Are the taxes on gasoline very high in the United States? According to the American Petroleum Institute, the per gallon federal tax that was levied on gasoline was 18.4 cents per gallon. However, state and local taxes vary over the same period. The sample data of gasoline taxes for 18 large cities is given below in the variable called gas_taxes.

gas_taxes <- c(51.27, 47.43, 38.89, 41.95, 28.61, 41.29, 52.19, 49.48, 35.02, 48.13, 39.28, 54.41, 41.66, 30.28, 18.49, 38.72, 33.41, 45.02)

Is there enough evidence to conclude at a 95% confidence level that the average tax per gallon of gas in the US in 2005 was less than 45 cents?

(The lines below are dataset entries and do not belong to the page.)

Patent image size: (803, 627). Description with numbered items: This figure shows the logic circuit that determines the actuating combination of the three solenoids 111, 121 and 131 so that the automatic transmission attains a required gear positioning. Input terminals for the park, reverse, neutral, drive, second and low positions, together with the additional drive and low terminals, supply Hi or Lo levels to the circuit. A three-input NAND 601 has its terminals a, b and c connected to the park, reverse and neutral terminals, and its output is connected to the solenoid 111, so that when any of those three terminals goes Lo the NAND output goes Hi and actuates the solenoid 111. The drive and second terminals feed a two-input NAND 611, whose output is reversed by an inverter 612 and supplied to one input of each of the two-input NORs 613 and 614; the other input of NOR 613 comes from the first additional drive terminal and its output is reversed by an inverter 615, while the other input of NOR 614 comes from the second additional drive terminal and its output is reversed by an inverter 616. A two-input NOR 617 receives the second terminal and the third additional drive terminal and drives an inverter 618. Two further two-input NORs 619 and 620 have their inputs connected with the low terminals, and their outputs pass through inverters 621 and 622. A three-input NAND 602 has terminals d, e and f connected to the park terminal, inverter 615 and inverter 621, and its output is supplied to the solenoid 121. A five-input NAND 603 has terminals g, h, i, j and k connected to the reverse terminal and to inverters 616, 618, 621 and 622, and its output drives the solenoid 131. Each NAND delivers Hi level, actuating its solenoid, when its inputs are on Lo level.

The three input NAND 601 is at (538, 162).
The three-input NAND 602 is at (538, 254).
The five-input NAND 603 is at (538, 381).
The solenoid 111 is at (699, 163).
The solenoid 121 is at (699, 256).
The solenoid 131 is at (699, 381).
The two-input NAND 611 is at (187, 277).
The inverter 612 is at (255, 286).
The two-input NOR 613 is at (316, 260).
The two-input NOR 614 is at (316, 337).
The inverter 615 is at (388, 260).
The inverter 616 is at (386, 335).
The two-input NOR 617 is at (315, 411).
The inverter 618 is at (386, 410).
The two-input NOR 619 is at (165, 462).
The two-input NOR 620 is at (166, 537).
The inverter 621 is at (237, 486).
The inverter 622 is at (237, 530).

Explain.

Solution

Here’s what we know:

sample_gas_taxes<-18

df_gas_taxes<-sample_gas_taxes-1

95% confidence level (presumptive)

significance level alpha = 0.05 based on a 95% confidence level

z-score = 1.96 based on 95% confidence level

From this information we can determine the following:

#manual calculation of t-score used for finding the upper and lower interval of gas_tax_sample

gas_taxes <- c(51.27, 47.43, 38.89, 41.95, 28.61, 41.29, 52.19, 49.48, 35.02, 48.13, 39.28, 54.41, 41.66, 30.28, 18.49, 38.72, 33.41, 45.02)

gas_taxes_sample<-18                                           #gas taxes sample size

df_gas_taxes<-gas_taxes_sample-1                               #degrees of freedom 
mean_gas_taxes<-mean(gas_taxes)                                #mean gas taxes
t_score_gas_taxes<-qt(p = 0.05,df=df_gas_taxes,lower.tail = F) #t_score
sd_gas<-sd(gas_taxes)                                          #standard deviation
m_error_gas_taxes<-qt(0.05,df=df_gas_taxes)*sd_gas/sqrt(18)    #margin of error gas taxes




 
#Now that all of the needed parameters for lower and upper bounds have been calculated, I can find the confidence interval for the gas taxes sample.



mean_gas_taxes<-mean(gas_taxes)  
m_error_gas_taxes<-qt(0.05,df=df_gas_taxes)*sd_gas/sqrt(18)

lower_gas_tax<-(mean_gas_taxes-m_error_gas_taxes) #lower bound using mean and margin of error
print(lower_gas_tax)
[1] 44.67946
upper_gas_tax<-(mean_gas_taxes+m_error_gas_taxes) #upper bound using mean and margin of error
print(upper_gas_tax)
[1] 37.0461

The 95% confidence interval is [37.0461 ,44.6795] using manual calculations.

Because the average tax per gallon is less than 45 cents, it is within the lower and upper bounds of the 95% confidence interval.We can therefore reasonably conclude that there is sufficient evidence that the confidence interval contains taxes less than 45 cents.

Alternative outcome using t.test:

gas_taxes<- c(51.27, 47.43, 38.89, 41.95, 28.61, 41.29, 52.19, 49.48, 35.02, 48.13, 39.28, 54.41, 41.66, 30.28, 18.49, 38.72, 33.41, 45.02)

mean(gas_taxes)
[1] 40.86278
t.test(gas_taxes,conf.level = 0.95)                            #one sample t-test

    One Sample t-test

data:  gas_taxes
t = 18.625, df = 17, p-value = 9.555e-13
alternative hypothesis: true mean is not equal to 0
95 percent confidence interval:
 36.23386 45.49169
sample estimates:
mean of x 
 40.86278 

The 95% confidence interval is [36.23386 ,45.49169]

There is not enough evidence to conclude at a 95% confidence level that the average tax per gallon of gas in the US in 2005 was less than 45 cents because 45 cents is inside the confidence interval. The confidence interval contains taxes greater than 45 cents.


Please note I am not sure why there is a difference between 95% confidence intervals when calculated manually versus the t.test function. I therefore include both outcomes.